My dream gaming job would perhaps be getting paid to take other people's games and write the equivalent of strategy guides for them. I'm just really not a very good rules designer. I can muddle by when I need to, but it doesn't give me as much satisfaction as exposition that may or may not add any new mechanics but focuses on the stuff as is, clarifying options, laying out examples, and like that. That's what makes me happiest.
It's kind of a neglected aspect of gaming writing these days. There's very little "big picture" writing going on; the big companies tend to do modular stuff and not step back much to look at the integration of pieces, and the indie community's mostly concerned with short-run games. (And the emerging interest in longer campaigns leads to discussion that mostly recapitulates things I read in the '80s and '90s. It's nice to see folks reinvent the wheel and be happy with their mobility, but there's not much of interest for me in it. There's a lot of good campaign advice in many flavors in older games.)
New Horizons is an unusual opportunity—in effect, the cumulative history of pulp gaming acts as a sort of meta-game line, given the extent to our games lend themselves to crossing over and hybridizing.
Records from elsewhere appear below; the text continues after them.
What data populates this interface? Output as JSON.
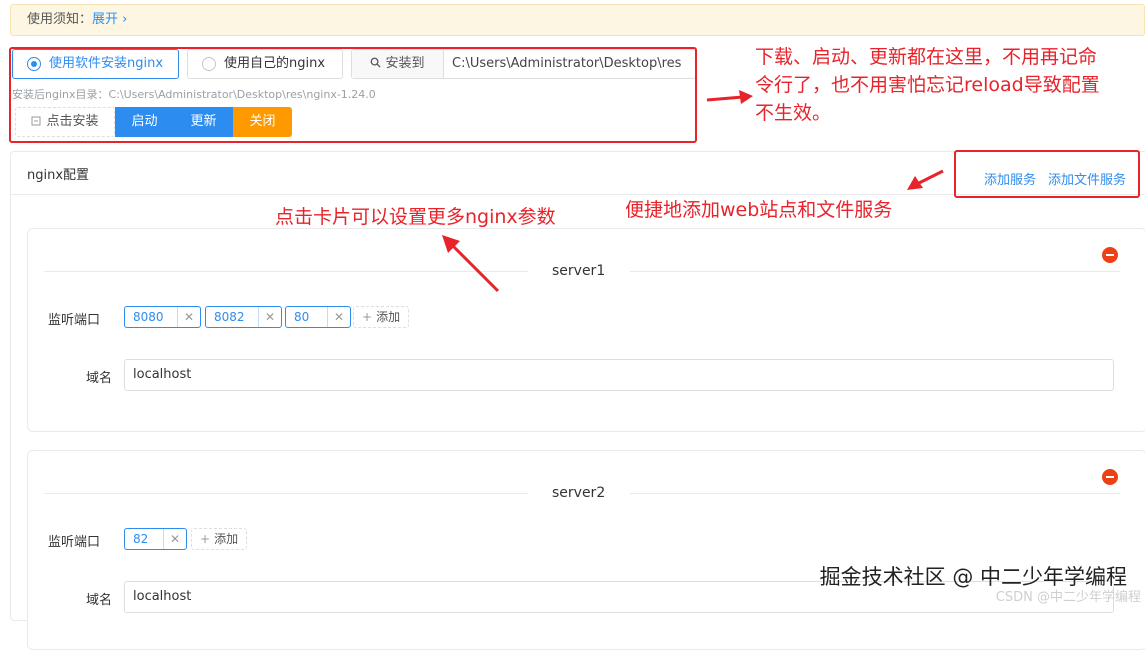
{
  "notice": {
    "label": "使用须知：",
    "expand": "展开 ›"
  },
  "mode": {
    "option_software": "使用软件安装nginx",
    "option_own": "使用自己的nginx",
    "selected": "software"
  },
  "install": {
    "addon_label": "安装到",
    "path": "C:\\Users\\Administrator\\Desktop\\res",
    "dir_text": "安装后nginx目录：C:\\Users\\Administrator\\Desktop\\res\\nginx-1.24.0"
  },
  "actions": {
    "install": "点击安装",
    "start": "启动",
    "update": "更新",
    "close": "关闭"
  },
  "config": {
    "title": "nginx配置",
    "add_service": "添加服务",
    "add_file_service": "添加文件服务"
  },
  "servers": [
    {
      "name": "server1",
      "ports_label": "监听端口",
      "ports": [
        "8080",
        "8082",
        "80"
      ],
      "add_label": "添加",
      "domain_label": "域名",
      "domain": "localhost"
    },
    {
      "name": "server2",
      "ports_label": "监听端口",
      "ports": [
        "82"
      ],
      "add_label": "添加",
      "domain_label": "域名",
      "domain": "localhost"
    }
  ],
  "annotations": {
    "top_line1": "下载、启动、更新都在这里，不用再记命",
    "top_line2": "令行了，也不用害怕忘记reload导致配置",
    "top_line3": "不生效。",
    "services": "便捷地添加web站点和文件服务",
    "card": "点击卡片可以设置更多nginx参数"
  },
  "watermark": {
    "main": "掘金技术社区 @ 中二少年学编程",
    "sub": "CSDN @中二少年学编程"
  },
  "colors": {
    "primary": "#2d8cf0",
    "warning": "#ff9900",
    "danger": "#ed4014",
    "annotation": "#e8232a"
  }
}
It's one of the strongest such conceptual units larger than a game line in the field. (In fact, are there many others? Supers games are very different from each other. There's some horror crossover, I guess. Much else? This might be a good subject for a separate post, along with "Why do I end paragraph after paragraph in parentheticals?")
But I'm thinking that maybe when it's done, I'd like to look for some others, because this is my thing.